In Plain Sight

C. Dale Young

Alongside the twisting road to Erice, the cane fields

moved like water, the leaves and stalks bending

and rippling like water under the hand of the wind.

We had never seen sugarcane growing this way

except in the Caribbean; it had to be a mirage, a trick

of the imagination. But it was no trick, the cane

brought to Sicily by the Arabs in the Tenth Century.

Because Europe was sour, because it was addicted

to honey colonized by bacteria and its resulting toxins,

because in the many tributaries and streams of Sicily

the Arabs saw something akin to the world of sugarcane

they already understood, they planted the cane carefully.

But as each turn in the road revealed a new vista, not once

did we sight a mill, evidence sugar was in production.
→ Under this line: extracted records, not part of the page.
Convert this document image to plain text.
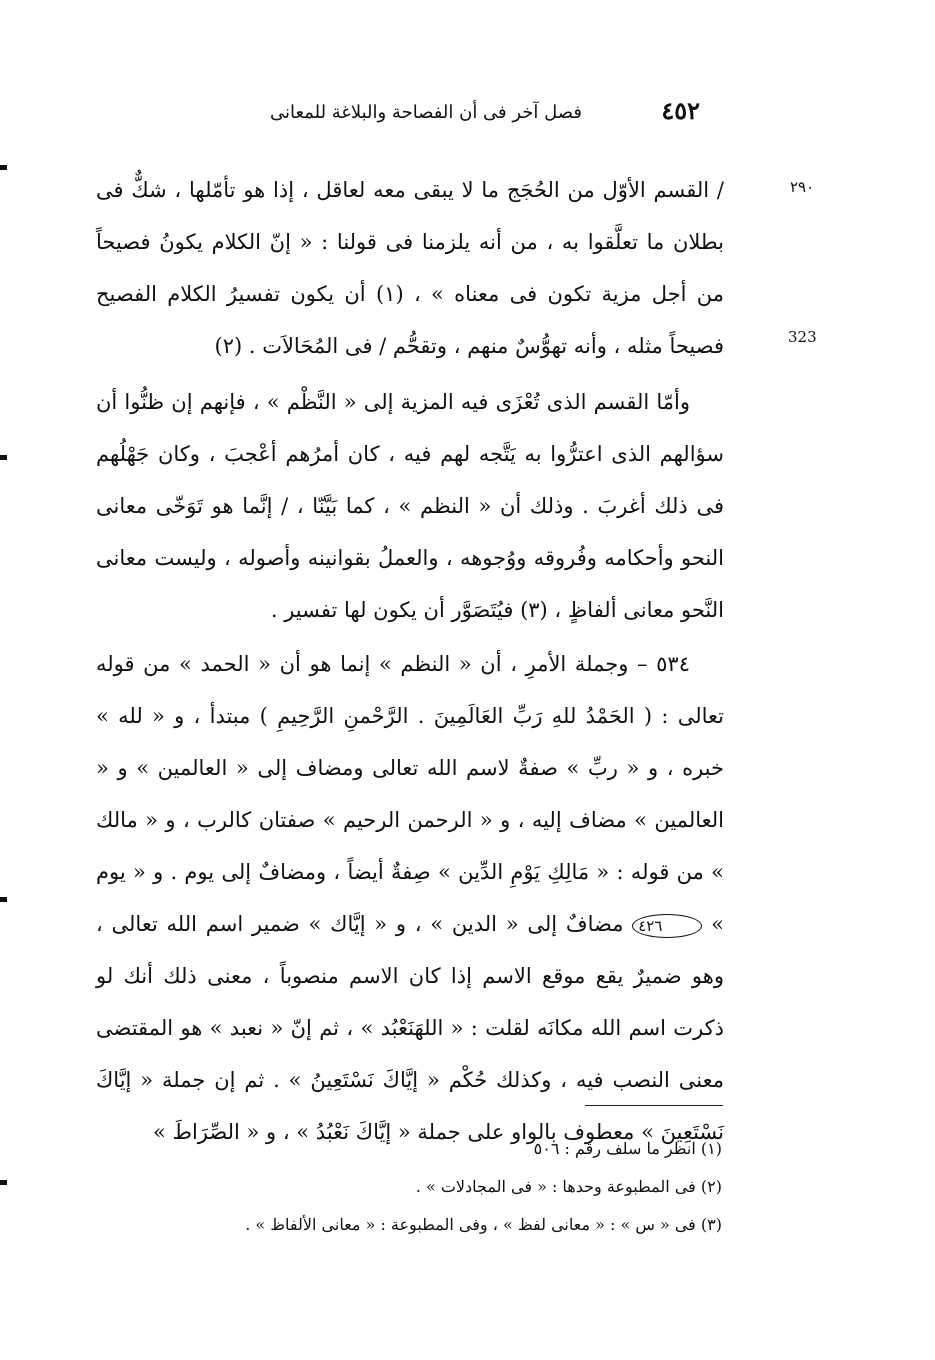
٤٥٢
فصل آخر فى أن الفصاحة والبلاغة للمعانى
٢٩٠
323

/ القسم الأوّل من الحُجَج ما لا يبقى معه لعاقل ، إذا هو تأمّلها ، شكٌّ فى بطلان ما تعلَّقوا به ، من أنه يلزمنا فى قولنا : « إنّ الكلام يكونُ فصيحاً من أجل مزية تكون فى معناه » ، (١) أن يكون تفسيرُ الكلام الفصيح فصيحاً مثله ، وأنه تهوُّسٌ منهم ، وتقحُّم / فى المُحَالاَت . (٢)

وأمّا القسم الذى تُعْزَى فيه المزية إلى « النَّظْم » ، فإنهم إن ظنُّوا أن سؤالهم الذى اعترُّوا به يَتَّجه لهم فيه ، كان أمرُهم أعْجبَ ، وكان جَهْلُهم فى ذلك أغربَ . وذلك أن « النظم » ، كما بَيَّنّا ، / إنَّما هو تَوَخّى معانى النحو وأحكامه وفُروقه ووُجوهه ، والعملُ بقوانينه وأصوله ، وليست معانى النَّحو معانى ألفاظٍ ، (٣) فيُتَصَوَّر أن يكون لها تفسير .

٥٣٤ – وجملة الأمرِ ، أن « النظم » إنما هو أن « الحمد » من قوله تعالى : ( الحَمْدُ للهِ رَبِّ العَالَمِينَ . الرَّحْمنِ الرَّحِيمِ ) مبتدأ ، و « لله » خبره ، و « ربِّ » صفةٌ لاسم الله تعالى ومضاف إلى « العالمين » و « العالمين » مضاف إليه ، و « الرحمن الرحيم » صفتان كالرب ، و « مالك » من قوله : « مَالِكِ يَوْمِ الدِّين » صِفةٌ أيضاً ، ومضافٌ إلى يوم . و « يوم » ٤٢٦ مضافٌ إلى « الدين » ، و « إيَّاك » ضمير اسم الله تعالى ، وهو ضميرٌ يقع موقع الاسم إذا كان الاسم منصوباً ، معنى ذلك أنك لو ذكرت اسم الله مكانَه لقلت : « اللهَنَعْبُد » ، ثم إنّ « نعبد » هو المقتضى معنى النصب فيه ، وكذلك حُكْم « إيَّاكَ نَسْتَعِينُ » . ثم إن جملة « إيَّاكَ نَسْتَعِينَ » معطوف بالواو على جملة « إيَّاكَ نَعْبُدُ » ، و « الصِّرَاطَ »

(١) انظر ما سلف رقم : ٥٠٦
(٢) فى المطبوعة وحدها : « فى المجادلات » .
(٣) فى « س » : « معانى لفظ » ، وفى المطبوعة : « معانى الألفاظ » .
Apparently, the Arabs brought sugar to Sicily,

but the Normans followed with fire and steel, the cane

growing rampant there now more a weed than a source

of golden sugar, the sweetness of predictable wealth.

By the end of the Fifteenth Century, sugar was worthless

in Sicily. Zucchero, said the Sicilians, the word a nod

to the Arabic sukkar. The Normans softened it, made it

more palatable before taking it back to France as sukere,

the word then stolen by the English to become “sugar.”

God only knows how many centuries would have passed

without sugar in Europe, had it not been for the Arabs.

That evening, as we ate a pastry filled with ricotta,

the server, in the slowest of Italian, proudly explained

the filling had been made in that area for centuries,

the earliest recipe dating back to the late Tenth Century.

He pointed out there was nothing more Sicilian

than this ricotta, nothing more Sicilian at all.

We smiled at this with the knowledge gleaned earlier

that day. Sheep’s milk is blended with powdered sugar

to make ricotta, sugar that arrived in Sicily mere years

before ricotta was established: still unseen, the Arabs, the men

and women who made so much of the European experiment

possible. A mere 5% of my DNA comes from the Arabian

peninsula, but sitting there eating that sweet dessert

I lifted wine to my lips and quietly toasted: Sukkar!